In its strategy on resettlement and complementary pathways, the UN Refugee Agency estimates that over a decade from 2019 to 2028, three million refugees will access relocation programs— one million through resettlement and two million through other pathways. Family reunion and labor mobility are the two other largest opportunities. RefugePoint’s work is a key to unlocking these opportunities.

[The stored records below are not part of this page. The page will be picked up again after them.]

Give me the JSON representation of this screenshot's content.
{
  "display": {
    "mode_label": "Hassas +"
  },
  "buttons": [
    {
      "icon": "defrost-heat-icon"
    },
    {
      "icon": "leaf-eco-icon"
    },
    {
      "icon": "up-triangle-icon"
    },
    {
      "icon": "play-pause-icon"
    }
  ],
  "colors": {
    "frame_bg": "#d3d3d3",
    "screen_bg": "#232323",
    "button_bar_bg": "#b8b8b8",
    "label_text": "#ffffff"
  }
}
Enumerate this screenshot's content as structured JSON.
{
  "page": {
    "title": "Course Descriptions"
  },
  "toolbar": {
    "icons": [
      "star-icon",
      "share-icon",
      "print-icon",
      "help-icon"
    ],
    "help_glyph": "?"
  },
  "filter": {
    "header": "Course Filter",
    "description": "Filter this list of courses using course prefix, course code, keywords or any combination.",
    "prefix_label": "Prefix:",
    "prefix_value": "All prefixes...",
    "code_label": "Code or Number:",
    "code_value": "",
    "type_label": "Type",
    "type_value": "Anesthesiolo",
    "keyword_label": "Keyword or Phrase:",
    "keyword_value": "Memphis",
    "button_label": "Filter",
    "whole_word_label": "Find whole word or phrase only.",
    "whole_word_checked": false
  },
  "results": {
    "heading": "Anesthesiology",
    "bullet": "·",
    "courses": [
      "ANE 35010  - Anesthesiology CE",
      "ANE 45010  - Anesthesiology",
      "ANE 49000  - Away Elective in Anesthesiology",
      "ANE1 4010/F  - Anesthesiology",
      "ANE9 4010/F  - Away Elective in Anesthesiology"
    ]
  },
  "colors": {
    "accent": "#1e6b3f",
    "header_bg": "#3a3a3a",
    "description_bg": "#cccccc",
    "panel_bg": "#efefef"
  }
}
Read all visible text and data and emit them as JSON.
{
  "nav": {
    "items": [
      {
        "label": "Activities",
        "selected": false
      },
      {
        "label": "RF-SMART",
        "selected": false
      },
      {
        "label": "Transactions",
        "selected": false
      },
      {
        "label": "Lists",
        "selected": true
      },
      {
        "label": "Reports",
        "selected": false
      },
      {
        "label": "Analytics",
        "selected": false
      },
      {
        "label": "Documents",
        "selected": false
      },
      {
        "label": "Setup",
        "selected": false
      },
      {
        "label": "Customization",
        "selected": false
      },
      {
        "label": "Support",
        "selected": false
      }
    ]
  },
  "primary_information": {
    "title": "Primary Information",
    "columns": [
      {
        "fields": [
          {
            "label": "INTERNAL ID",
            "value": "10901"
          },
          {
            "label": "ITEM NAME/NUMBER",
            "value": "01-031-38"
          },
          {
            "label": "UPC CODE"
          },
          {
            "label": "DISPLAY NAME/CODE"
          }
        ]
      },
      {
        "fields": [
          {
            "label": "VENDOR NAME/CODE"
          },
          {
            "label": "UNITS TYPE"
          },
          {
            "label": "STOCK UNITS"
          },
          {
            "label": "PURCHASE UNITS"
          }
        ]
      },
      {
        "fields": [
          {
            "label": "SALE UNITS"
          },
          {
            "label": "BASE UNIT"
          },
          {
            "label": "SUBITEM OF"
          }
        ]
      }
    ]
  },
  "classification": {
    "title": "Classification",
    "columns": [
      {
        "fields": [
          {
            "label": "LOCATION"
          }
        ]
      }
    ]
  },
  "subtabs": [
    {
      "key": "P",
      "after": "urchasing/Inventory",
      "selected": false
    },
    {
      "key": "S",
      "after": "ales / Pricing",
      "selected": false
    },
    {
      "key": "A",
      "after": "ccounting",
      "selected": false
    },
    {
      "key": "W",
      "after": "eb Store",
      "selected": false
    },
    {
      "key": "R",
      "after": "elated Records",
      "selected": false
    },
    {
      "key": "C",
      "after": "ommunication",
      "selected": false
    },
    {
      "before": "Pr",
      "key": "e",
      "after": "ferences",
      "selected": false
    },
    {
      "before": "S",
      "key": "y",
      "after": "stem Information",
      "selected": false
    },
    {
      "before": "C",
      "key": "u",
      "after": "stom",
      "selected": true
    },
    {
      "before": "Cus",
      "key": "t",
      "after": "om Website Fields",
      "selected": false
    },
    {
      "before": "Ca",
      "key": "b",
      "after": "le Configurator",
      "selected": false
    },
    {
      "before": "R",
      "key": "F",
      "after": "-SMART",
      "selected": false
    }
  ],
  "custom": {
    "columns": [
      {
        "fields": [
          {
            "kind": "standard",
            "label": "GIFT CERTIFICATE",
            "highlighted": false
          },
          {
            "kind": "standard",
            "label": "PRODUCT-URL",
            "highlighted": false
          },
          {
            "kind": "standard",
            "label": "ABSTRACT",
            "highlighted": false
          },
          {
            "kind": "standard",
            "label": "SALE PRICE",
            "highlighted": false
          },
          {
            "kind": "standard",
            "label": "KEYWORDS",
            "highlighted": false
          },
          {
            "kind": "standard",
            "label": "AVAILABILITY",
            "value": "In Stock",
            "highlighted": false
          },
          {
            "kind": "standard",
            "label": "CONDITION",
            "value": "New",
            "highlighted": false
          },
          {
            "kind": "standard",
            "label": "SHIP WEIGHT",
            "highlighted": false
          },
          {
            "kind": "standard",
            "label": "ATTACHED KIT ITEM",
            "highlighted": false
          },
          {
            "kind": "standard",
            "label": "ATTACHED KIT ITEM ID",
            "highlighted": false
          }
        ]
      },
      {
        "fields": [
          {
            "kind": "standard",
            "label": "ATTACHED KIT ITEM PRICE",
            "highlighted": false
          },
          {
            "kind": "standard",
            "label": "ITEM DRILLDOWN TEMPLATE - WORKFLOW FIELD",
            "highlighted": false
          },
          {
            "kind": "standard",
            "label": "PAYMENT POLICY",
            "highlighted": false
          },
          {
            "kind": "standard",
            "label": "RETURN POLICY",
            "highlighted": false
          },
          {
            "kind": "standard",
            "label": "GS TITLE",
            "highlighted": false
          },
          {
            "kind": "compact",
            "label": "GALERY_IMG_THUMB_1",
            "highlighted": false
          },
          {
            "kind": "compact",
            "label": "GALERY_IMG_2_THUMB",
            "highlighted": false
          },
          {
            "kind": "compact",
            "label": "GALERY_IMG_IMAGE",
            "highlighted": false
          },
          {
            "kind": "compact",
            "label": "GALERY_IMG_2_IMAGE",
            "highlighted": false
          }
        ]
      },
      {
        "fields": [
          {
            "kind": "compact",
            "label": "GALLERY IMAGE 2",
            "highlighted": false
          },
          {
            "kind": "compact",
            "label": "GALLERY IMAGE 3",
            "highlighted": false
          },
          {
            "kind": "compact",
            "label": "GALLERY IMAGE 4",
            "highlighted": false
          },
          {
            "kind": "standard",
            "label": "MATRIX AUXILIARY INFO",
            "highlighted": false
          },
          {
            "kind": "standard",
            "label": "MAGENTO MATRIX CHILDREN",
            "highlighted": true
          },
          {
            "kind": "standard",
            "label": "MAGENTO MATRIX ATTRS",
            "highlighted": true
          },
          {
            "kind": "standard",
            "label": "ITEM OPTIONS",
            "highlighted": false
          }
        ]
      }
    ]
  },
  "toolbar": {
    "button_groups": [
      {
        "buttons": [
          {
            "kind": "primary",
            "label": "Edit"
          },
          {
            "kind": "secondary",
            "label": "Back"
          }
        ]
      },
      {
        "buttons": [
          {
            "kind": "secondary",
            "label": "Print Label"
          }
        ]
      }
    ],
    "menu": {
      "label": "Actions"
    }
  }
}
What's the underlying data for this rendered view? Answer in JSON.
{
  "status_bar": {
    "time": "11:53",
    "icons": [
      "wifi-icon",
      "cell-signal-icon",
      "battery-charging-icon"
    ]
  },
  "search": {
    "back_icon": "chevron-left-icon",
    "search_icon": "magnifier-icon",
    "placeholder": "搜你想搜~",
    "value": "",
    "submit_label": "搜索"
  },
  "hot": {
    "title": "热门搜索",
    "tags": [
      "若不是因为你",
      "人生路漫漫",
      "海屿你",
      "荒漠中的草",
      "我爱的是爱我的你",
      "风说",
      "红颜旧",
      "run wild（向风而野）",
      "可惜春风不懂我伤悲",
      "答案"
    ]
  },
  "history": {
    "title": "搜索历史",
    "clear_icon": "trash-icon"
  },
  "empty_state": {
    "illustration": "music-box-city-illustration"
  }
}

Confronting the Unknown: New crises will emerge that are currently unforeseen. There will undoubtedly be a need for urgent action to find solutions. As an organization that has been called on to engage in new emergency efforts due to our strategic position as a thought leader, innovator, and front-line identifier of refugees for resettlement and other pathways, we recognize the need to have resources ready to respond to emerging needs. Ideally, we would have an emergency response team ready to deploy. Times in the past when we’ve been able to manage but could have done more with such a team include our work to reunite unaccompanied Yazidi children who had escaped ISIS captivity with their parents in Canada, and our efforts to help launch, in collaboration with the UN Refugee Agency, an emergency resettlement effort for unaccompanied minors and other refugees in Libya and resettle them to EU countries. 

Self-reliance: Arguably the most fundamental shift in humanitarian action, and the one that will impact the greatest number of people, is the increased momentum around self-reliance programming. By 2027, the Refugee Self-Reliance Initiative aims to change the paradigm of humanitarian response toward self-reliance. We have built a roadmap to achieve that goal that includes reaching five million people in five years, influencing at least 15 funders to invest hundreds of millions in self-reliance programming, and supporting 100 partner agencies. Our flagship Urban Refugee Protection Program in Nairobi is a leading partner in this effort and contributes learning and operational guidance that will influence this expansion and the field broadly.

 

CONCLUSION

RefugePoint’s past successes point toward the future opportunities we can capitalize on with adequate resources. Our innovations aim to expand opportunities and funding far beyond our direct operational capacity. 

Overall, the time frame through 2027 will likely bring about some of the most significant changes in humanitarian response that have occurred in decades and will last long into the future.  Enabling refugees to be the lead participants in programs that impact their lives, unlocking opportunities for them to innovate and earn an income, and centering the value of dignity in humanitarian response are all possible on a global scale. Along with these shifts, we anticipate a growing awareness of refugees as contributors rather than victims; we also aspire to see countries compete to bring in refugees. As the world reaches previously unimagined milestones of forced displacement, we must also strive for new programs and ideas that transform humanitarian action. RefugePoint’s very founding was based on new insights and the need for action to address unmet and urgent needs. Reaching those in desperate need, centering refugee voices and insights, bringing innovation to the forefront of refugee response, and catalyzing changes in humanitarian action that expand solutions are in the DNA of our organization. Today such insights and action are needed more urgently than arguably anytime in the past.